The real issue facing us are the cognitive blocks that “prevent us from recognizing the connection between the way we live in cities and the massive risks now facing our world and our species.” There are clear safety and environmental threats to how we move in our cities, yet we are held back, “…in part by the autopoieisis of urban systems that have their own momentum and staying power. But we are also held back by our own imperfect minds.”
The sustainable city has got to promise more happiness than the status quo. It has got to be healthier, higher in status, more fun, and more resilient than the dispersed city. It has got to lure us together rather than push us apart. It has got to reward people for making efficient choices when they move around. It has got to be a city of hedonic satisfaction, of distilled joys that do not cost the world. The city shapes our decisions. It always has. Charles Montgomery
Montgomery’s challenge is to build the city that will save the world. Pieces of that city are being born all over the planet right now. The innovative acts and activities where people are pouring themselves into their work that makes the world a better place; they are improving the physical and social habitats of our cities, and our economic lives.

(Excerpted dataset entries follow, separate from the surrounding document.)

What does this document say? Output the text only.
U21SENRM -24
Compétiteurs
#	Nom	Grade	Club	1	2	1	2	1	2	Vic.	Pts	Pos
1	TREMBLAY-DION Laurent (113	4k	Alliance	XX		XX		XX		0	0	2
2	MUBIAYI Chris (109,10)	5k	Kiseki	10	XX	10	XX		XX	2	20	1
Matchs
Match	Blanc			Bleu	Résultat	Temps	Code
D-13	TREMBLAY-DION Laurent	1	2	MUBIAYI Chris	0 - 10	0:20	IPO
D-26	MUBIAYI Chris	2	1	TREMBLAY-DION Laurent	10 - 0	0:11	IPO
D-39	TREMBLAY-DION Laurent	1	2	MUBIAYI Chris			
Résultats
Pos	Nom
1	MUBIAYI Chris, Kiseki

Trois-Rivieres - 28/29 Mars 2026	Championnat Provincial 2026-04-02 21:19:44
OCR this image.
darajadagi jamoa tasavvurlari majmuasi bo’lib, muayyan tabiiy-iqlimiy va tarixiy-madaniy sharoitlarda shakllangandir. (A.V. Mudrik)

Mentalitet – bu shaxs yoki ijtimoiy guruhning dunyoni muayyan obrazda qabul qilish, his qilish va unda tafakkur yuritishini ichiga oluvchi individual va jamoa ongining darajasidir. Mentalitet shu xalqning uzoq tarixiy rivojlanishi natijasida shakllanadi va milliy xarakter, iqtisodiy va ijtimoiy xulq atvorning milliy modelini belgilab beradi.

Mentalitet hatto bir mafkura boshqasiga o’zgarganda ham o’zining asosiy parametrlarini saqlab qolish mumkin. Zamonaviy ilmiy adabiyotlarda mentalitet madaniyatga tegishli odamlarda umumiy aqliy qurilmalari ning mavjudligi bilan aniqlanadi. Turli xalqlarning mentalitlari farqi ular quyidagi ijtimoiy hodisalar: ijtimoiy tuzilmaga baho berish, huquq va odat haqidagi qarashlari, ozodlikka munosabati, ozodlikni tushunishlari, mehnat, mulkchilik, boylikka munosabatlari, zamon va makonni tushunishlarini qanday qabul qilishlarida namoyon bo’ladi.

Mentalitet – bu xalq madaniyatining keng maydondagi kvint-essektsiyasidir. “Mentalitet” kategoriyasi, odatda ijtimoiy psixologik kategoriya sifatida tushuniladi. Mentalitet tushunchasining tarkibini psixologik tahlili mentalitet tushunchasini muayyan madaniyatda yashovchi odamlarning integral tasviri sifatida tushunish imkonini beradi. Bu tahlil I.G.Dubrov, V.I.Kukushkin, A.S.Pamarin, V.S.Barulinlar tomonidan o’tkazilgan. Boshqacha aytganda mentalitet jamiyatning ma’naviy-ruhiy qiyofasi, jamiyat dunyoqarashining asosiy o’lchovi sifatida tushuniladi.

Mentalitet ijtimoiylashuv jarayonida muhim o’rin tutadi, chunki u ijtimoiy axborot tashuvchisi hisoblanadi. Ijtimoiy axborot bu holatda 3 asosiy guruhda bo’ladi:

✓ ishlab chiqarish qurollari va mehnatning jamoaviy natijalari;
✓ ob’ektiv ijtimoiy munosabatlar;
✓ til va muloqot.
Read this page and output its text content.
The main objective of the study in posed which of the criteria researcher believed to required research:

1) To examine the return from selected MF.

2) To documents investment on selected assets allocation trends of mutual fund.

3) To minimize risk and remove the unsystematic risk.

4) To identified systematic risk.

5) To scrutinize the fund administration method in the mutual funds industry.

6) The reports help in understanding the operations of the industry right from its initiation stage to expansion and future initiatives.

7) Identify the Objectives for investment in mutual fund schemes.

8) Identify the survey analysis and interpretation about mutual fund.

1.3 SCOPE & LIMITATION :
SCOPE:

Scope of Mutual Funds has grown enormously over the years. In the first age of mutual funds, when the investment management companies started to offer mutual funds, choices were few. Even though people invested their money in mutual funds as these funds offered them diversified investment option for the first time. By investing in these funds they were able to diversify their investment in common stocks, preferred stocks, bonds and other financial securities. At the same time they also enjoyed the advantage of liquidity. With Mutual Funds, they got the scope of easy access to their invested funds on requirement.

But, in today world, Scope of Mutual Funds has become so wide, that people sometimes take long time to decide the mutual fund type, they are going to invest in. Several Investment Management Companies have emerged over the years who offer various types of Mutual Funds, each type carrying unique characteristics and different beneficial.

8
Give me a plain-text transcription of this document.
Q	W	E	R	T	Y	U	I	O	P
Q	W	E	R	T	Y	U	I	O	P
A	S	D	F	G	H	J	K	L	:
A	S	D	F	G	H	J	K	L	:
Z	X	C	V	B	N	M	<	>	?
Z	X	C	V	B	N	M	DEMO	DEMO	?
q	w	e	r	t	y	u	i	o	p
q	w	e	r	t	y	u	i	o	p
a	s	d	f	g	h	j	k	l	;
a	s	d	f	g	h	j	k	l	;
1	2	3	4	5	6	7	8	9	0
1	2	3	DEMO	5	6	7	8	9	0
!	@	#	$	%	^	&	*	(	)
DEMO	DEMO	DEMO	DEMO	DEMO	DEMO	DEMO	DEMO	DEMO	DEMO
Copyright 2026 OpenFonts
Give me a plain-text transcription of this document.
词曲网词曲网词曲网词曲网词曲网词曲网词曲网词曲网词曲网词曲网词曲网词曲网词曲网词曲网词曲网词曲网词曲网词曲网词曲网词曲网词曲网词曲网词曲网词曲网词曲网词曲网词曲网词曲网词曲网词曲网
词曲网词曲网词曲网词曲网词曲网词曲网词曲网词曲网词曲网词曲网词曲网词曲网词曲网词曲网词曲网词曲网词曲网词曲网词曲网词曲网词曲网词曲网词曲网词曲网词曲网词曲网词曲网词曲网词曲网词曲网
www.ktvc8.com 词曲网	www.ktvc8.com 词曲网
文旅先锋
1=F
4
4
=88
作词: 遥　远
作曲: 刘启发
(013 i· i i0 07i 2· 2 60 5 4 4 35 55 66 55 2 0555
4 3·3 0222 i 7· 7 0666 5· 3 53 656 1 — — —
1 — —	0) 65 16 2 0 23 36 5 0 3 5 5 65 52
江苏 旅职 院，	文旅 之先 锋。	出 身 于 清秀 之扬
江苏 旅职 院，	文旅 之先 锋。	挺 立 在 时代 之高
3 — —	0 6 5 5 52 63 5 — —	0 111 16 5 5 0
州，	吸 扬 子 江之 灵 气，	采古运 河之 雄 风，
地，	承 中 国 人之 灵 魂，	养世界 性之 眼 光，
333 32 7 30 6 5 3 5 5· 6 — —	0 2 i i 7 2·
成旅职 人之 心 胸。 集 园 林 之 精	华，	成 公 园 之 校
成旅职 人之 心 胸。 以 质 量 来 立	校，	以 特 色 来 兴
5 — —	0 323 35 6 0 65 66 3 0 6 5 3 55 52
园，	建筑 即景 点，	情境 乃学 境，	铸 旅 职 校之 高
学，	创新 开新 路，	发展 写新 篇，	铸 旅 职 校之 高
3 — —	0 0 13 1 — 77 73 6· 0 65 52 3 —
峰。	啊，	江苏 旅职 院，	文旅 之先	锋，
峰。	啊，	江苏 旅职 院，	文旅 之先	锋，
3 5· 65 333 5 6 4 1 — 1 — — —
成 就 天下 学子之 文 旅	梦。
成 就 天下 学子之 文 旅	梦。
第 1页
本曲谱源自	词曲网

Strategies you can use to create the city that will save the world:
- Exercise your citizen superpowers (and put those saboteurs aside)
- Consider yourself an evolutionary agent for your city
- Tell the stories of the city that nourish the city
- Choose work that feels good
- Don’t be afraid to be profound
What are you doing to create the city that will save the world?
I’ve posted a few times about Charles Montgomery’s Happy City: Transforming our Lives Through Urban Design. Here they are for you to explore:
2 thoughts on “Build the city to save the world”
Great write up Beth, loved that book! My only critique was with #3. I don’t think Montgomery did a thorough job of explaining the impact of market failures particularly the lack of transparency provided to us by our current neoliberal economy on our ability to make good long term decisions. I think it would have been a stronger argument if he had more clearly pin pointed the effects of market failures on our ability to make decisions, he discusses them throughout the book but didn’t interlace them closely enough with #3 for my comfort.
That’s in interesting point on market failures, Jamie. Is it really a “market” failure if the market gives us what we ask for? Or is that your point – is the market not delivering what we ask for?